Lala tak mau melanjutkan debat lebih jauh, tak ada habisnya jika ia menanggapi debatan mereka. “Aku izin ambil minum ke bawah ya Ghin? Tapi kalian jangan tidur lagi, aku tinggal ya,”
“Mmmm,” racau Jeje dan Ghina bersamaan.
___
Sepanjang perjalanan ke dapur, ada pemandangan lain yang ia jumpai. Tidak asing, tetapi mampu menarik perhatiannya. Danta sedang tertidur pulas di ruang baca. Perlahan ia dekati pria itu, memperhatikan dengan gemas bagaimana sang adam tertidur. Tangannya dikerahkan ke bagian pundak pria yang pernah ia jadikan tempat sandaran. Danta tersontak lalu mengusap wajahnya lembut.
“Ketiduran kak?” tanya Lala penasaran.
“Oh, haha iya. Biasanya emang kalau aku lagi males di kamar, suka baca buku di sini, jadi ketiduran deh,”
Lala mengangguk, memperhatikan sekitar. Rumah ini dapat dikatakan cukup sepi bahkan cenderung sunyi. Berbeda dengan miliknya yang kalau jam segini, mungkin sudah ramai dengan lalu lalang adik-adiknya yang bersiap pergi sekolah.
“Kenapa La?”
“Tante masih tidur?”
“Mamah? Gak pulang, La. Emang biasanya jarang pulang sih, kenapa nyariin? Mau kenalan sama calon mertua?”
Demi tuhan, wajah Lala mulai memerah sekarang. Jika disandingkan dengan kepiting rebus, atau tomat, mungkin ia akan mendapat julukan itu sekarang. Danta tersenyum gemas, ia bisa melihat bahwa gadis di hadapannya sedang kebingungan sekarang, entah menahan malu, kaget atau sedang salah tingkah.
“Bercanda, La.

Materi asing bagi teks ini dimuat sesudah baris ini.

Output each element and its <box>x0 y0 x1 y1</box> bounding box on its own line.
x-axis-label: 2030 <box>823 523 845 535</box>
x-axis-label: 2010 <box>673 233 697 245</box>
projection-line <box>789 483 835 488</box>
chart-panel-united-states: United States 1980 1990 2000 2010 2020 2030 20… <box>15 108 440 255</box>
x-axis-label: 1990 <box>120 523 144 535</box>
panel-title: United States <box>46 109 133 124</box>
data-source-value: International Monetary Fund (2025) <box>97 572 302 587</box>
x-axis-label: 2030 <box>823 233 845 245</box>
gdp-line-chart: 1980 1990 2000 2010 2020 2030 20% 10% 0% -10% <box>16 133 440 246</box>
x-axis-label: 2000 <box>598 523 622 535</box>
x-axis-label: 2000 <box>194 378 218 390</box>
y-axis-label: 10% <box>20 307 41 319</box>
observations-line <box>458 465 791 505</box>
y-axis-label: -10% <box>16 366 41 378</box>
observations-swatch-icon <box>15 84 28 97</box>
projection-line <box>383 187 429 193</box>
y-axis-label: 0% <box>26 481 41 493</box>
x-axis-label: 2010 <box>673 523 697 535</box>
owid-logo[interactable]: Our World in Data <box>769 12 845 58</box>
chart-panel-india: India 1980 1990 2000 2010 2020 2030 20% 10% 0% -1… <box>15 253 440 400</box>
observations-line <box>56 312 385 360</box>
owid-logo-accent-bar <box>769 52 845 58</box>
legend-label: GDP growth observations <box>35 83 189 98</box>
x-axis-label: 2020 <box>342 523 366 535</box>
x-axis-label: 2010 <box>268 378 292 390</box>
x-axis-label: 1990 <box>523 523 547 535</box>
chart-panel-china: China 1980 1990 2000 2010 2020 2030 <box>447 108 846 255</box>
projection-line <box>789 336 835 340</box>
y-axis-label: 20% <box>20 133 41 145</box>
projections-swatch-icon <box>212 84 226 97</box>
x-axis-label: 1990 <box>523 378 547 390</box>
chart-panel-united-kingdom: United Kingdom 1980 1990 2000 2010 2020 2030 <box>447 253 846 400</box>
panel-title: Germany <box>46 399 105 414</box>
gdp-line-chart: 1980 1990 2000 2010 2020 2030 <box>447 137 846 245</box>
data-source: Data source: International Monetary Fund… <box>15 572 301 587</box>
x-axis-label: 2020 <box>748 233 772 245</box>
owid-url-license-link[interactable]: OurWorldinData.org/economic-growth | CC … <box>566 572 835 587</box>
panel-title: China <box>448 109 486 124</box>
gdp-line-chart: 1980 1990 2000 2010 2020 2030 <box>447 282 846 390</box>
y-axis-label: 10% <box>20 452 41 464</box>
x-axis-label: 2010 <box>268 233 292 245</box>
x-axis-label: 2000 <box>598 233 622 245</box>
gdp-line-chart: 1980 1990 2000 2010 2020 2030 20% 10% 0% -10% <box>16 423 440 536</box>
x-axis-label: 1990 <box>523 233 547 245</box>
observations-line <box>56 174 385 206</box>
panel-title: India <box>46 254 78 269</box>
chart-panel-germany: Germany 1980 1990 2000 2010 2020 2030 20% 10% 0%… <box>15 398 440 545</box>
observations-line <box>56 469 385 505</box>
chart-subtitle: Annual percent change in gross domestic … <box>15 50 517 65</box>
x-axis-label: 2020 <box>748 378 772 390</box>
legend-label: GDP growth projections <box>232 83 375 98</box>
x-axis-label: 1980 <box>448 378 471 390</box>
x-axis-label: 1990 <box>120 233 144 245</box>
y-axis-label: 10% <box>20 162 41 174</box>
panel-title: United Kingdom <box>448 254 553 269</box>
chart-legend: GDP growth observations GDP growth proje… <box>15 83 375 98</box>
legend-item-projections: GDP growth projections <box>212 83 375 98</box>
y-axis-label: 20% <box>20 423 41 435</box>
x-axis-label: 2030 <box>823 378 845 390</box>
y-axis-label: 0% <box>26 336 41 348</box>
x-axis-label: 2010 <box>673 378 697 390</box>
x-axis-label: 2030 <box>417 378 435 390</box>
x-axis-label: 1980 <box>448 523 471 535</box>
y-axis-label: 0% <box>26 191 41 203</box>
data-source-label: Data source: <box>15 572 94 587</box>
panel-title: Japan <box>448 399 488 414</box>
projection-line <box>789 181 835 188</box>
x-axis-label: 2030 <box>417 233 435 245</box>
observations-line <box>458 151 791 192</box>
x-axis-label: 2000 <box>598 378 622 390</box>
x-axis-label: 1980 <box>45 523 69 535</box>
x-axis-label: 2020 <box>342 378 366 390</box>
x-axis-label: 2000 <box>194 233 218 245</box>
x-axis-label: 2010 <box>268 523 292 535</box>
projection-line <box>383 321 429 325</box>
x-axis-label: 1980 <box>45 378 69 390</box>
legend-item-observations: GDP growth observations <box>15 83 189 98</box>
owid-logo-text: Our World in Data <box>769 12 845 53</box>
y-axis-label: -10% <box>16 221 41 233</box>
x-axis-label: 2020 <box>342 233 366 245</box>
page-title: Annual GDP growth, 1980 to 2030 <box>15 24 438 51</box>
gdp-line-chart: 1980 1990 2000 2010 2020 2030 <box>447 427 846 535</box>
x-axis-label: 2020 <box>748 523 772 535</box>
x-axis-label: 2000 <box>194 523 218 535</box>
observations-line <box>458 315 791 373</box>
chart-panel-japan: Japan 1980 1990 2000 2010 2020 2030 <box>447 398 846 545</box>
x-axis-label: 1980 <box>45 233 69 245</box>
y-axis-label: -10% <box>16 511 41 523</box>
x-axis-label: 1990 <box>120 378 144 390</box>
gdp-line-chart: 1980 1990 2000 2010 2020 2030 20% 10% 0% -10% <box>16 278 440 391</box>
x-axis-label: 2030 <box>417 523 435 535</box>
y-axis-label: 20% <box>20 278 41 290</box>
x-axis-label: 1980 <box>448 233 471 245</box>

Kenapa jadi merah gitu mukanya?”
“Hah? Nggak kak, Lala tinggal dulu ya ke kamar Ghina, mau ngecek mereka dulu, takutnya belum bangun hehe.” Lala bergegas menuju kamar Ghina. Masa bodoh dengan tujuan awalnya untuk menuntaskan dahaga, ia hanya ingin menyembunyikan wajahnya, menahan malu, pergi sesegera mungkin dari hadapan Danta. Sementara pria yang menyebabkan hal ini terjadi hanya menahan senyuman, menyembunyikan perasaan geli di dalam hatinya.